Não sou mais que você, não sou menos que você. Somos iguais.

A falta de respeito a um povo é a falta de respeito ao ser divino universal que permeia tudo e todos. Somos uma única energia de criação, feitas da mesma substância. Não sou mais que você, não sou menos que você. Somos iguais.

A falta de respeito a um povo é a falta de respeito ao ser divino universal que permeia tudo e todos. Somos uma única energia de criação, feitas da mesma substância. Não existe melhor nem pior. Existe é a ilusão de separação, que cria desigualdades, inveja, crimes, torturas, soberba, arrogância, preconceito, violência, discriminação.

Somos todos um! Isto pode parecer chavão, clichê, mas é a pura verdade. Uma verdade profunda e não questionável. A matéria é só uma parte, uma pequena parte do Todo. Este, formado por átomos que vibram em frequências diversas, até virarem matéria, se chegarem a uma frequência vibracional X.

Mas a substância de vida e da criação é a mesma em tudo e todos. Por isso o respeito ao próximo é fundamental.

Seria a consequência natural se não fosse pela deturpação da realidade última, se não fosse pela deturpação da simples verdade de que tudo é uma coisa só.

A ilusão de separação, oposto à realidade de unicidade, condena, cada vez mais, o ser humano à ignorância, às atrocidades cometidas em nome de uma ilusória e falsa superioridade. Não sou mais que você, não sou menos que você. Somos iguais.

Se nossas vidas diferem, é devido ao trajeto ilusório de cada um de nós. Mas viemos todos do mesmo manancial, somos compostos da mesma substância de vida.

A nossa essência é pura e imortal porque é divina. Já o nosso ego tem os dias contados, pois ele é apenas mais um instrumento para atuarmos neste mundo material, mas não é o senhor de nós mesmos. Ele perece, nossa essência não. Esta sim, é a senhora de nós mesmos.

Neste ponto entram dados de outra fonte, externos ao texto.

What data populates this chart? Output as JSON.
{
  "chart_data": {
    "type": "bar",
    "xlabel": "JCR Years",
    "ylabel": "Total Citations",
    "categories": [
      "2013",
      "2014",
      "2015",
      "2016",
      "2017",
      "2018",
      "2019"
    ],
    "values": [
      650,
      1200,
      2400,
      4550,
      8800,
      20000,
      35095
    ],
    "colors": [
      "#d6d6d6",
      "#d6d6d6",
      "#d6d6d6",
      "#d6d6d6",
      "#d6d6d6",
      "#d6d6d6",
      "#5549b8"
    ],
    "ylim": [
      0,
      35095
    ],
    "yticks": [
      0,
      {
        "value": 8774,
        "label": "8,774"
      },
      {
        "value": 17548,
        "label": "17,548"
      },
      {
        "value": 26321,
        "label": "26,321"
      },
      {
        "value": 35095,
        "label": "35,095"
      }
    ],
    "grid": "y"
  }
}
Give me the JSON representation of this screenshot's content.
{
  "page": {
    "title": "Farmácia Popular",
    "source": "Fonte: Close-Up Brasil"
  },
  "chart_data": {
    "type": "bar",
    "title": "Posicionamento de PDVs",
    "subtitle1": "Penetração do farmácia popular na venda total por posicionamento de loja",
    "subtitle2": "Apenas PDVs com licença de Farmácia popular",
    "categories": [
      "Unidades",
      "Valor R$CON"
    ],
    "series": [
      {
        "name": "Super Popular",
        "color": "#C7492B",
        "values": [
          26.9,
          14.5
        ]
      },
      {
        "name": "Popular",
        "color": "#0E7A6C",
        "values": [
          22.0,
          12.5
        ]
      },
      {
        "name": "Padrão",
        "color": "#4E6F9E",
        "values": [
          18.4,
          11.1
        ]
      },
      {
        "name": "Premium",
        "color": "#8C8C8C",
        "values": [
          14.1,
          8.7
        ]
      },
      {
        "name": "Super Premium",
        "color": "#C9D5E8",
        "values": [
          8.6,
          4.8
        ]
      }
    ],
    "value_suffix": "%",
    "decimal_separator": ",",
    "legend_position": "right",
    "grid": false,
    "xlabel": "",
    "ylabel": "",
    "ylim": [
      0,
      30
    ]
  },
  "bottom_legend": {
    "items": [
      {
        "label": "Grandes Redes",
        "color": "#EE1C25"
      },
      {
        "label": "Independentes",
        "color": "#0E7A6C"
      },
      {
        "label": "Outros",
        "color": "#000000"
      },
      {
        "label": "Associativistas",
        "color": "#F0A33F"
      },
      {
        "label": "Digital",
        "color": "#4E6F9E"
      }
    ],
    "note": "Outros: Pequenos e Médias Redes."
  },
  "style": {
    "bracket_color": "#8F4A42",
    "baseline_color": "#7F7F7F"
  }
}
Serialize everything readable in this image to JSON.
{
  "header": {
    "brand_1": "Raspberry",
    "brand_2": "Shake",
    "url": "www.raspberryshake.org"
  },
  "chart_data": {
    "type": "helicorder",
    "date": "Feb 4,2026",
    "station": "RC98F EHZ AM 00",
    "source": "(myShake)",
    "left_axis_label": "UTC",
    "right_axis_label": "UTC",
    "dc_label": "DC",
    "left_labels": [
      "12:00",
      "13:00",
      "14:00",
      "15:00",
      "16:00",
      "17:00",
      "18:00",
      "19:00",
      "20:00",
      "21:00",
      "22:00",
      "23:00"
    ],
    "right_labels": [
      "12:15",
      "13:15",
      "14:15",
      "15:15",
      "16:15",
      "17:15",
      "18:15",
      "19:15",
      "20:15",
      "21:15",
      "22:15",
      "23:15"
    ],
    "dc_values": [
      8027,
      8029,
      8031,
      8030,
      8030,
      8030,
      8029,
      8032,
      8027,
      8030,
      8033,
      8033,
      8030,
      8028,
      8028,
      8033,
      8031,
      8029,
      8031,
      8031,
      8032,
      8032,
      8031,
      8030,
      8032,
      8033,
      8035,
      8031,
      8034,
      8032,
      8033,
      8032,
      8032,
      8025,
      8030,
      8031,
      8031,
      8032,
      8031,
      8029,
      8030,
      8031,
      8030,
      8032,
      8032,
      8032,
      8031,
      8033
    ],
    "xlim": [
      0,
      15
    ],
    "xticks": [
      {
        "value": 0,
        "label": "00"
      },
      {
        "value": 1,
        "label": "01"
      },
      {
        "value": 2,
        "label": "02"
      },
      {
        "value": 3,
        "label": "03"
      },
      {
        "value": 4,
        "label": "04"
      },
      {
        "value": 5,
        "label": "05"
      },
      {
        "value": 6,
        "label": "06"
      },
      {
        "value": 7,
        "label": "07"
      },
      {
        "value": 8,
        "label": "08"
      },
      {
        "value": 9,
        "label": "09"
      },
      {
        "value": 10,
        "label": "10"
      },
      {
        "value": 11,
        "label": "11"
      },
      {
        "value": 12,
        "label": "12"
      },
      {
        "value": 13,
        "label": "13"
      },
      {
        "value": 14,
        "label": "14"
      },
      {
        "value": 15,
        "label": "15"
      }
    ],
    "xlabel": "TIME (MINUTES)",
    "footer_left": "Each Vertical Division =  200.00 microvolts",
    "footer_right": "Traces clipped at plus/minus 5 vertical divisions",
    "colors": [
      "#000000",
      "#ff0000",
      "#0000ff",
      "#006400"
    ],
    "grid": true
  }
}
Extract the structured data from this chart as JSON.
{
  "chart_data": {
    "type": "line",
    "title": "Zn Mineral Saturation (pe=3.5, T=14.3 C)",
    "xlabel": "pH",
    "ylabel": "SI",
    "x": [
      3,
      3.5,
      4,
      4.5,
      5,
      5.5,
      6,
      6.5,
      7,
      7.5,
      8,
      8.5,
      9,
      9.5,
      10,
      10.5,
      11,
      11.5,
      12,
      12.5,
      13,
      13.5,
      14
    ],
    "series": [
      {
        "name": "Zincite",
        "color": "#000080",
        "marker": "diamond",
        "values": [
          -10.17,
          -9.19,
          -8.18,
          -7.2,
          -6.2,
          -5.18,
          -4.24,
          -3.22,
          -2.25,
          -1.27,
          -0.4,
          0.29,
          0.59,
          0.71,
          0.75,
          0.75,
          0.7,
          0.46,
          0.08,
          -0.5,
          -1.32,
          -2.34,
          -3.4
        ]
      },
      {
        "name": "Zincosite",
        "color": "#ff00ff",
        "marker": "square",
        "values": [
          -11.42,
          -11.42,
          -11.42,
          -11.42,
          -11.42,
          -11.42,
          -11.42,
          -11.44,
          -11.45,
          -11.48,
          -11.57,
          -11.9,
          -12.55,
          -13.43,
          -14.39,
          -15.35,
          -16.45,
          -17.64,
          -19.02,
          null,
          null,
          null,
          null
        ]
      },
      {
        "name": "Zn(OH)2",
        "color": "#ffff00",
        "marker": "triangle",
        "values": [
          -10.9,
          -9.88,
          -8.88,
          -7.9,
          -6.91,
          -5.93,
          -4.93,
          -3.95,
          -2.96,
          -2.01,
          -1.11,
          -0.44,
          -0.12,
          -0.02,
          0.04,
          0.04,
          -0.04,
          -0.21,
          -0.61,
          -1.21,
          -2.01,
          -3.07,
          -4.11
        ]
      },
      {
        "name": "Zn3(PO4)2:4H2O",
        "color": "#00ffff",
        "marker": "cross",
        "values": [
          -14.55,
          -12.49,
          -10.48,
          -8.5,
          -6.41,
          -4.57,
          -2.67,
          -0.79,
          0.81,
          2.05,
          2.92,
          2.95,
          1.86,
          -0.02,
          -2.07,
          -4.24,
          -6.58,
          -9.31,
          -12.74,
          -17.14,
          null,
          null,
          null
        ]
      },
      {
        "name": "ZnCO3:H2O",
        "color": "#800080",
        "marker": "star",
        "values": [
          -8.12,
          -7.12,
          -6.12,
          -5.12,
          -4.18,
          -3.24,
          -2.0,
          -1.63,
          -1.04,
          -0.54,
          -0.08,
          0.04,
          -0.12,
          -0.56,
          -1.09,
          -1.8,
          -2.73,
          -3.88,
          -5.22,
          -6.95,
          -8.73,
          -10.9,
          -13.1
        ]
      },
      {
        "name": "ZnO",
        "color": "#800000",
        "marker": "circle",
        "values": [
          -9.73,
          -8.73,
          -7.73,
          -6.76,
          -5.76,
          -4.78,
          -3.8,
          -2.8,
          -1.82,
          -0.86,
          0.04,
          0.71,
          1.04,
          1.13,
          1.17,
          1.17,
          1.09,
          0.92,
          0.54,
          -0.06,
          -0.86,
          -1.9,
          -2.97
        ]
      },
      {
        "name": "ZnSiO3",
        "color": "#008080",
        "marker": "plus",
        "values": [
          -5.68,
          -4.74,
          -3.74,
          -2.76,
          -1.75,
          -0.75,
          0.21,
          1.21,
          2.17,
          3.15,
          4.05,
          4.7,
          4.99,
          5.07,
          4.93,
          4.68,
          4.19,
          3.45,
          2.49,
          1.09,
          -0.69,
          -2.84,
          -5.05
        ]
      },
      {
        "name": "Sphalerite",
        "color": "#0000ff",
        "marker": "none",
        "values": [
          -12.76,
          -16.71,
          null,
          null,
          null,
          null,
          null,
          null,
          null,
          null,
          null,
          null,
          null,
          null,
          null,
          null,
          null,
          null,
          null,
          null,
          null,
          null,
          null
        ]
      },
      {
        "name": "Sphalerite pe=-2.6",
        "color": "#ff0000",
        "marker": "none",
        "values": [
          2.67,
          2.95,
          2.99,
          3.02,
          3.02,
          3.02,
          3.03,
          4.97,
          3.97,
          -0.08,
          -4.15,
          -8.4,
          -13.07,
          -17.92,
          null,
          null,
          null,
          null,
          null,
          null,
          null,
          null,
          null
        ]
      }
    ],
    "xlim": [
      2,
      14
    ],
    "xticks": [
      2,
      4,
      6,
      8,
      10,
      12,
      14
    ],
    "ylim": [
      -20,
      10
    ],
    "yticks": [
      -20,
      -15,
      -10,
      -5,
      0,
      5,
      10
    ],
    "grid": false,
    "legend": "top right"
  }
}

Porém, nossa essência vive muito afastada de nós, pois o ego, com medo, quer esmagá-la. E é este ego medroso que separa, mutila e tem sede de poder.

Porém, tudo que é feito por ele é perecível, pois ele mesmo o é. Diferente da essência, divina e soberana, por ser imortal. A essência é amor, liberdade, confiança, sabedoria. O ego é medo, ambição, tirania, confusão.

A terra é vida, é viva, feita da mesma substância divina que permeia tudo, pois, como já disse, tudo é uma coisa só. Aqueles que cuidam da terra, que têm respeito por ela e uma ligação profunda com ela, estão mais perto do verdadeiro poder, o poder imortal da essência. Poder este, genuíno, e não fabricado e ególatra. E sim, um poder divino, de alma, soberano, não ganancioso e separatista.  Um poder altruísta que une, em vez de desunir.

O sábio é aquele que respeita tudo e todos, pois consegue ver o divino em tudo e em todos.